Like most of the outerwear seen on the "moda Milanese" runway, the Prada coat is three-quarter and belted at the waist.

Earlier in the week, American designer Tom Ford for Gucci took a more macho approach to male dressing.

His man works on the waterfront. He has the muscle of Marlon Brando and the dreams of John Lennon, whose music accompanied the show.

Black leather over faded jeans is his uniform, with the omnipresent black leather cap, and a belt impertinently buckled to the side. In his dreams he sees life as a "bed of roses" (the runway was carpeted in red rose petals) and dances through the night in a shiny white tuxedo.

Giorgio Armani, who showed Thursday, combined the macho with the romantic in a collection where fabric rather than style made the difference.

An interweave of cashmere and tweed takes the rigor out of a military trench coat. In the suit department, super-soft pants are worn over velvet jackets, or inversely cardigan jackets are matched up with classic gray flannel pants. Zippers often replace more complicated buttoning.

"More than casual, the collection is about sophisticated simplicity," Armani said after the show.

In his own minimalist way, American designer Calvin Klein, who manufactures his menswear in Italy, achieved this soft simplicity. In his almost-all navy blue collection he intertwined silk and rugged wool to achieve a soft sexy look.

In general, the latest round of more than 70 collections presents a man able and willing to make up his own fashion mind.

Emblematic of this is the emphasis on uniform garb, which far from stiff and restricting, becomes a way of expressing a new fashion freedom. Military jackets, leather trench coats, striped pants, epaulets and gold buttons showed up at almost every show.

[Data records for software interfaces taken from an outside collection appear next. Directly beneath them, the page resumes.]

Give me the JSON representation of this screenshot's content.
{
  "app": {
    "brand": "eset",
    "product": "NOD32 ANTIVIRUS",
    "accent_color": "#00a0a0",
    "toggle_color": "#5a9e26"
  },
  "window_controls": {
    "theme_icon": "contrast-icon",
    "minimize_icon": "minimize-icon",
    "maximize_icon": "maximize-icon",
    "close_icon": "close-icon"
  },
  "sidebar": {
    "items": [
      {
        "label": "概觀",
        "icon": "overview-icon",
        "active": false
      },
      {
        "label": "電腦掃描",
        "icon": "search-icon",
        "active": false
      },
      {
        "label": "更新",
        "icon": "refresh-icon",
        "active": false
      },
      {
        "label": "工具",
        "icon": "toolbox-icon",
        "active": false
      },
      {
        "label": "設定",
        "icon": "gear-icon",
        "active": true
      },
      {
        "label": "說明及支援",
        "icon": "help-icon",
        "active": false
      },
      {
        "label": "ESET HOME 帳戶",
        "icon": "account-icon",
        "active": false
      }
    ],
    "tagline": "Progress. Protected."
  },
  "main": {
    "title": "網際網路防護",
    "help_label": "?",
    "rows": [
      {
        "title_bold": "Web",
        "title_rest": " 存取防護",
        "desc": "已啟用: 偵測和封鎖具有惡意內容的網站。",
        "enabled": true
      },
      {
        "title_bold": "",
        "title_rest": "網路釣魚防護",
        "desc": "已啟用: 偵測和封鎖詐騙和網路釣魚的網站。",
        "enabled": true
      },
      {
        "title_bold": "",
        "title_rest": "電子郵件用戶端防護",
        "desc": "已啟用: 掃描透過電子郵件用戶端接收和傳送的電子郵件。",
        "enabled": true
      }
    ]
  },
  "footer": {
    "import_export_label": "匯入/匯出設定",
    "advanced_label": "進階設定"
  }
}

"What woman doesn't fall for a uniform?" Armani quipped.

In the fast-track department, motorcycle gear and racing-driver paraphernalia were the most popular items, all in red or black leather.

Most shows included ties, but scarves were also a popular alternative. The silk shirt makes a big comeback, as does classical footwear.

Hairstyles tend to be on the long side, either smoothed back or tussled and boyish.

Menswear has grown rapidly over the past decade. For example, according to Valentino CEO Fabio Giombini, the label plans to bring menswear up to 30 percent of the total fashion production over the next two years.

He told reporters that the plan would include increasing space dedicated to menswear in their existing stores, as well as devoting greater areas in new stores.

"Men can allow themselves to be more extravagant nowadays," Giombini said, noting the recent popularity of gyms and beauty farms for men.